Berends et al. [44] found peripheral and central insulin resistance in hypotrophic mice during the “catch up growth” period. The changes concerned the decreased concentration of PI3K subunit (phosphoinositide 3-kinase – p110b) and consequently increased IRS-1 phosphorylation in the arcuate nucleus (ARC) of the hypothalamus. An increase in the expression of the gene encoding tyrosine phosphatase 1B (PTP 1B) in the hypothalamus, leading to central insulin resistance, was also identified.
Fukami proved central insulin resistance in the hypothalamus arcuate nucleus in rats with IUGR. He described the phenomenon associated with reduced expression of the activator of phospho-AMP kinase (pAMPK) and NPY and increased activity of POMC mRNA on anorexigenic activity of insulin administered intravenously. Despite feeding, the state of orexigenic ARC stimulation of the hypothalamus and resistance to anorexigenic insulin effect remained. The end result was hyperphagia and obesity in the IUGR group [45].
An interesting new report on insulin resistance is the observation of the phenomenon in both IUGR and IUGR-AGA groups. Verkauskiene et al. proved that inhibition of intrauterine growth in the foetal period is essential for the development of insulin resistance and metabolic disorders, and not constitutionally determined low birthweight. The aim was to compare insulin resistance parameters in IUGR, constitutional SGA, AGA, and also AGA groups with IUGR-AGA intrauterine inhibition (final birth weight > 10 c). The authors showed a significant increase in carbohydrate metabolism disorders (insulin resistance based on HOMA index) in IUGR and IUGR-AGA groups. They also demonstrated decreased activity of 11b HSD2 in the placenta and consequently increased cortisol concentration in newborns with reduced intrauterine growth [46].

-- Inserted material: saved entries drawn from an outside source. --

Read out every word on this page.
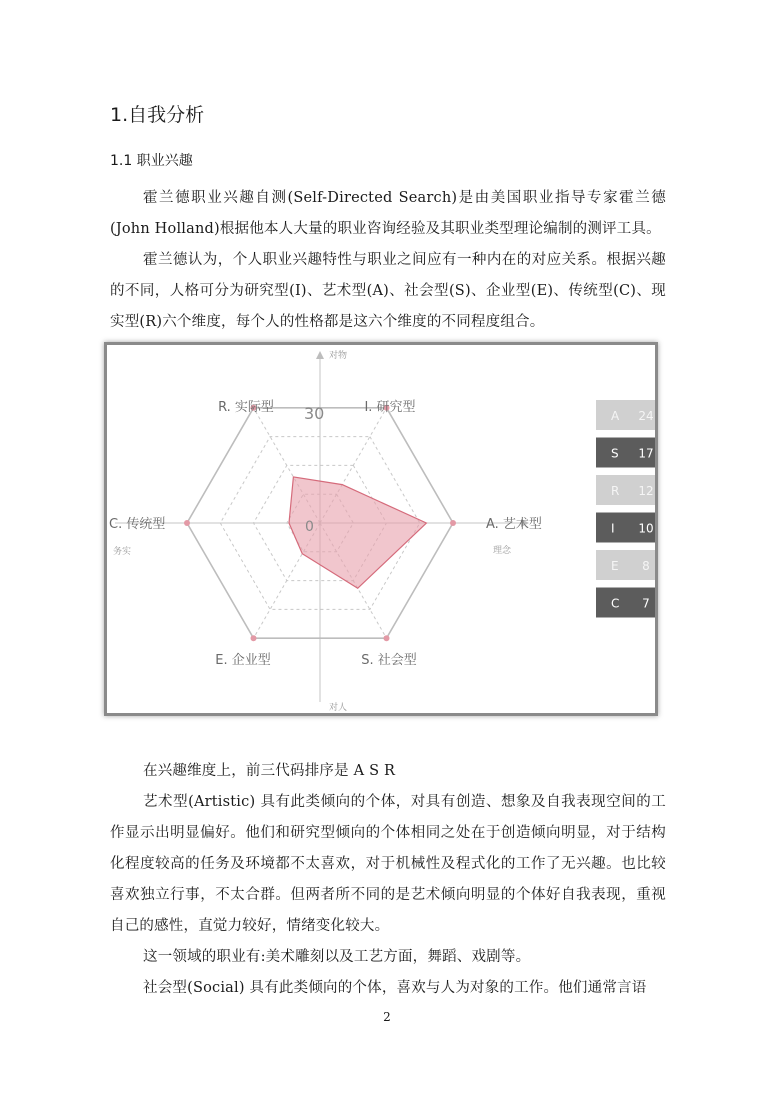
1.自我分析
1.1 职业兴趣

霍兰德职业兴趣自测(Self-Directed Search)是由美国职业指导专家霍兰德(John Holland)根据他本人大量的职业咨询经验及其职业类型理论编制的测评工具。

霍兰德认为，个人职业兴趣特性与职业之间应有一种内在的对应关系。根据兴趣的不同，人格可分为研究型(I)、艺术型(A)、社会型(S)、企业型(E)、传统型(C)、现实型(R)六个维度，每个人的性格都是这六个维度的不同程度组合。

对物
对人
务实	理念
I. 研究型
A. 艺术型
S. 社会型
E. 企业型
C. 传统型
R. 实际型 30
0
A 24
S 17
R 12
I 10
E 8
C 7

在兴趣维度上，前三代码排序是 A S R

艺术型(Artistic) 具有此类倾向的个体，对具有创造、想象及自我表现空间的工作显示出明显偏好。他们和研究型倾向的个体相同之处在于创造倾向明显，对于结构化程度较高的任务及环境都不太喜欢，对于机械性及程式化的工作了无兴趣。也比较喜欢独立行事，不太合群。但两者所不同的是艺术倾向明显的个体好自我表现，重视自己的感性，直觉力较好，情绪变化较大。

这一领域的职业有:美术雕刻以及工艺方面，舞蹈、戏剧等。

社会型(Social) 具有此类倾向的个体，喜欢与人为对象的工作。他们通常言语

2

The role of adipocytokines in insulin resistance in IUGR patients has been discussed many times. Insulin resistance in children with IUGR may be related to leptin resistance and hypoadiponectinaemia. Simpson concluded that the concentration of these adipocytokines in umbilical cord blood correlated positively with the amount of adipose tissue at a later age [47]. In Wang’s study, lower adiponectin levels may be accompanied by insulin resistance in infants with IUGR [48]. Higher resistin levels in 12-month-old infants with IUGR without “catch up growth” coexisted positively with total cholesterol levels, not with insulin resistance according to Giapros [49]. RBP 4 (retinol-binding protein serum), another adipokine, associated with insulin resistance, seems to play the role of an early marker of IUGR in the third trimester of pregnancy [50].
The above-mentioned studies do not fully cover the metabolic aspect, growth, and the intrauterine process of foetal growth retardation. The dynamism of research and the progression of exploration in this area requires constant broadening of knowledge.